Endothelial function plays a key role in determining the clinical manifestations of established atherosclerotic lesions and has shown to be associated with suppressed sympathetic tone. Abnormal heart rate recovery (HRR) and systolic blood pressure (SBP) response during recovery has been found to have diagnostic role for detecting cardiovascular risk. To investigate whether with abnormal HRR and delayed SBP recovery ratio after exercise could predict endothelial dysfunction in prediabetic subjects. Ninety-two prediabetic patients underwent brachial artery flow-mediated dilatation (FMD) test and a maximal exercise stress test. Seventy-eight healthy subjects served as a control group. HRR at 1 minute (HRR1 ) and SBP recovery ratio (SBPRR3 ) was defined as the SBP at minute 3 of recovery divided by SBP at peak exercise. Left ventricular diastolic function was assessed utilizing both conventional and tissue Doppler echocardiography.

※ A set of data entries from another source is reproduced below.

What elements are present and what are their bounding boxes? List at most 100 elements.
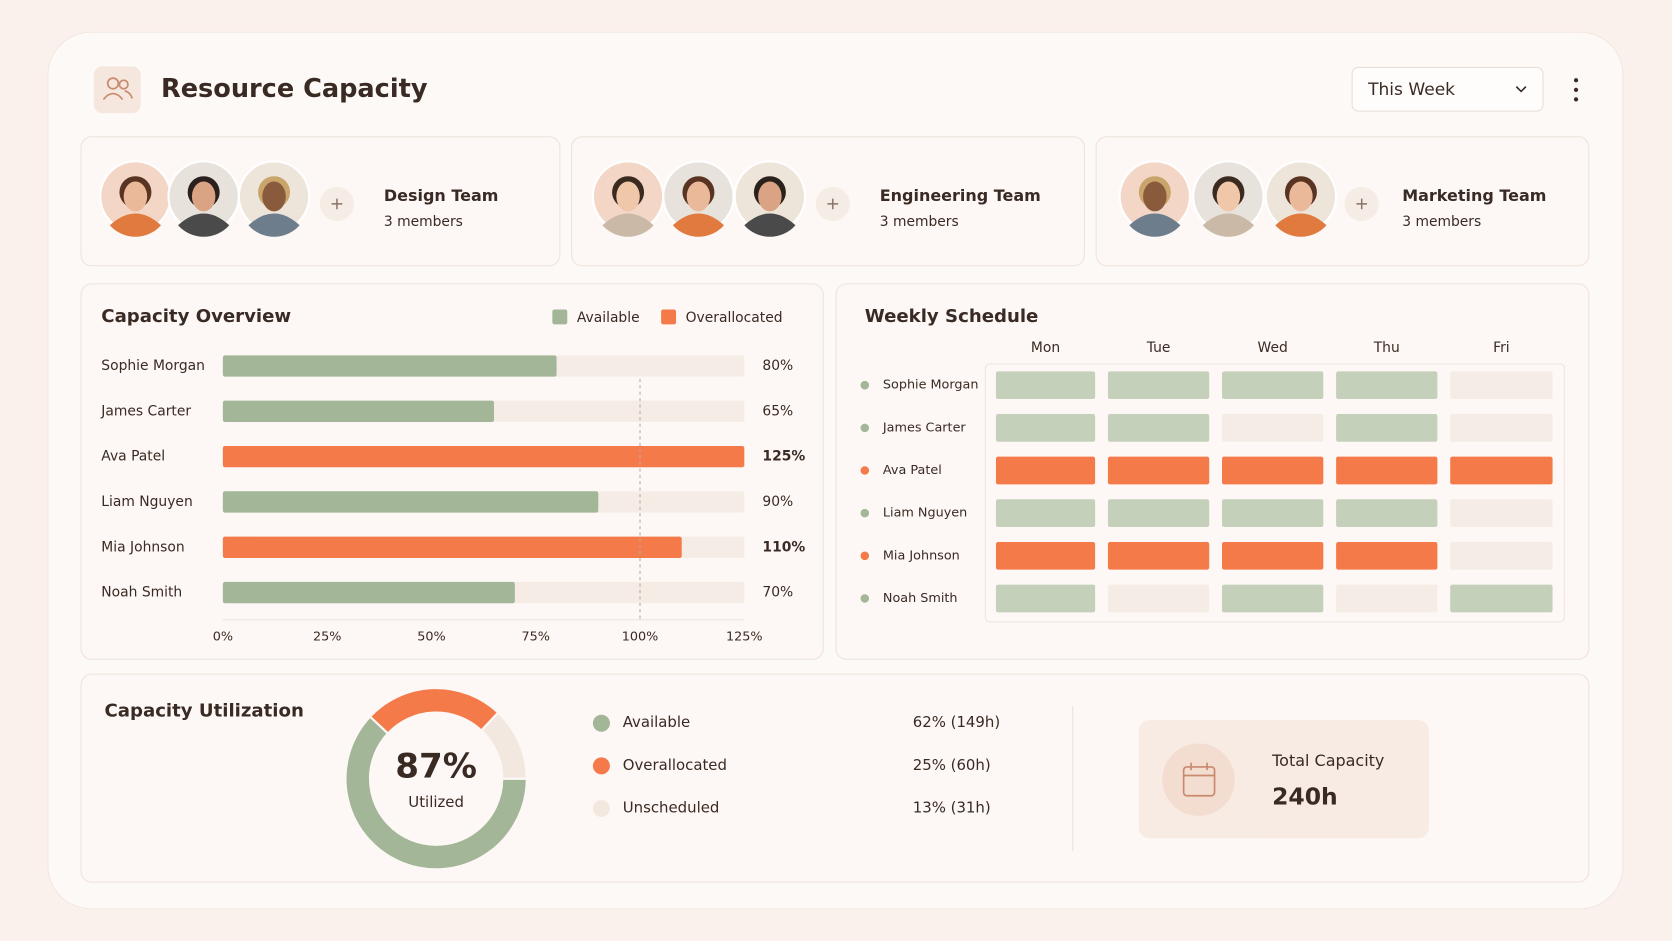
category-label: Sophie Morgan — [101, 358, 205, 374]
x-tick-label: 25% — [313, 629, 341, 644]
total-value: 240h — [1272, 782, 1338, 810]
avatar-shirt — [248, 213, 300, 237]
period-label: This Week — [1367, 80, 1455, 100]
add-icon — [1356, 198, 1368, 210]
value-label: 125% — [762, 449, 805, 465]
avatar-face — [1289, 181, 1313, 212]
value-label: 25% (60h) — [913, 756, 991, 774]
more-menu[interactable] — [1573, 78, 1579, 102]
value-label: 110% — [762, 539, 805, 555]
team-members: 3 members — [1402, 214, 1481, 230]
schedule-cell — [1222, 541, 1324, 570]
capacity-card — [80, 283, 824, 660]
schedule-cell — [1107, 413, 1210, 442]
value-label: 62% (149h) — [913, 713, 1000, 731]
schedule-cell — [995, 371, 1096, 400]
status-dot — [860, 423, 870, 433]
schedule-cell — [1222, 499, 1324, 528]
category-label: Mia Johnson — [101, 539, 184, 555]
center-value: 87% — [395, 747, 477, 787]
avatar-face — [191, 181, 216, 212]
status-dot — [860, 508, 870, 518]
avatar-shirt — [1202, 213, 1254, 237]
team-name: Marketing Team — [1402, 186, 1546, 205]
category-label: Liam Nguyen — [101, 494, 192, 510]
header-icon — [93, 66, 141, 114]
team-name: Engineering Team — [880, 186, 1041, 205]
schedule-cell — [1336, 499, 1438, 528]
schedule-cell — [995, 584, 1096, 613]
schedule-cell — [1336, 584, 1438, 613]
bar — [222, 491, 599, 513]
bar — [222, 445, 745, 468]
day-label: Fri — [1493, 340, 1510, 356]
total-label: Total Capacity — [1271, 751, 1384, 770]
bar — [222, 355, 557, 377]
schedule-cell — [1336, 541, 1438, 570]
value-label: 13% (31h) — [913, 799, 991, 817]
schedule-cell — [1450, 499, 1553, 528]
member-name: Sophie Morgan — [883, 378, 979, 393]
avatar-face — [1216, 181, 1241, 212]
schedule-cell — [995, 456, 1096, 485]
avatar-shirt — [744, 213, 796, 237]
add-icon — [827, 198, 839, 210]
period-dropdown[interactable] — [1351, 66, 1544, 112]
schedule-cell — [1222, 413, 1324, 442]
member-name: Noah Smith — [883, 591, 958, 606]
avatar-shirt — [1129, 213, 1181, 237]
value-label: 90% — [762, 494, 793, 510]
schedule-cell — [1450, 413, 1553, 442]
legend-label: Available — [623, 713, 690, 731]
legend-label: Overallocated — [623, 756, 727, 774]
dropdown-caret — [1515, 86, 1527, 93]
member-name: James Carter — [882, 420, 967, 435]
chart-title: Capacity Utilization — [105, 700, 304, 721]
day-label: Mon — [1031, 340, 1060, 356]
schedule-cell — [995, 413, 1096, 442]
status-dot — [860, 466, 870, 475]
donut-segment — [344, 715, 528, 871]
schedule-cell — [1222, 456, 1324, 485]
value-label: 70% — [762, 585, 793, 601]
x-tick-label: 0% — [213, 629, 233, 644]
day-label: Thu — [1373, 340, 1400, 356]
schedule-cell — [1107, 584, 1210, 613]
member-name: Ava Patel — [883, 463, 942, 478]
team-members: 3 members — [880, 214, 959, 230]
avatar-shirt — [672, 213, 725, 237]
schedule-cell — [1336, 456, 1438, 485]
value-label: 80% — [762, 358, 793, 374]
avatar-face — [262, 181, 286, 212]
schedule-cell — [1107, 456, 1210, 485]
legend-swatch — [552, 309, 568, 325]
bar — [222, 400, 495, 422]
legend-label: Available — [577, 310, 640, 326]
schedule-grid — [984, 363, 1565, 623]
users-icon — [102, 77, 134, 100]
status-dot — [860, 380, 870, 390]
x-tick-label: 100% — [622, 629, 659, 644]
page-title: Resource Capacity — [161, 74, 428, 104]
schedule-cell — [1336, 413, 1438, 442]
donut-segment — [479, 711, 528, 780]
schedule-title: Weekly Schedule — [865, 306, 1039, 327]
team-name: Design Team — [384, 186, 499, 205]
center-caption: Utilized — [408, 793, 464, 811]
avatar-shirt — [109, 213, 162, 237]
schedule-cell — [1107, 371, 1210, 400]
category-label: Ava Patel — [101, 449, 165, 465]
avatar-shirt — [178, 213, 230, 237]
x-tick-label: 50% — [417, 629, 445, 644]
schedule-cell — [1450, 371, 1553, 400]
member-name: Mia Johnson — [883, 548, 960, 563]
legend-label: Unscheduled — [623, 799, 720, 817]
day-label: Wed — [1258, 340, 1288, 356]
bar — [222, 581, 515, 604]
schedule-cell — [995, 499, 1096, 528]
schedule-cell — [1450, 584, 1553, 613]
schedule-cell — [1107, 499, 1210, 528]
schedule-cell — [1222, 371, 1324, 400]
category-label: James Carter — [100, 403, 191, 419]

Flow-mediated dilatation was significantly decreased in prediabetics versus controls (P < 0.0001). Isovolumetric relaxation time and E/E' were significantly increased in prediabetics (P < 0.01 and <0.001). Delayed SBPRR3 was significantly correlated with impaired endothelial function and (E/E') in prediabetics (r = 0.62, P < 0.001 and r = 0.56, P < 0.001, respectively). Stepwise linear regression analysis revealed that HRR1 and SBPRR3 were significant predictors of endothelial dysfunction (r = 0.61, r(2) = 0.37, P < 0.01 and r = 0.51; r(2) = 27; P < 0.0001). Abnormal HRR1 and delayed SBP response detected during recovery imply a significant correlation with impaired endothelial function and diastolic dysfunction in prediabetics.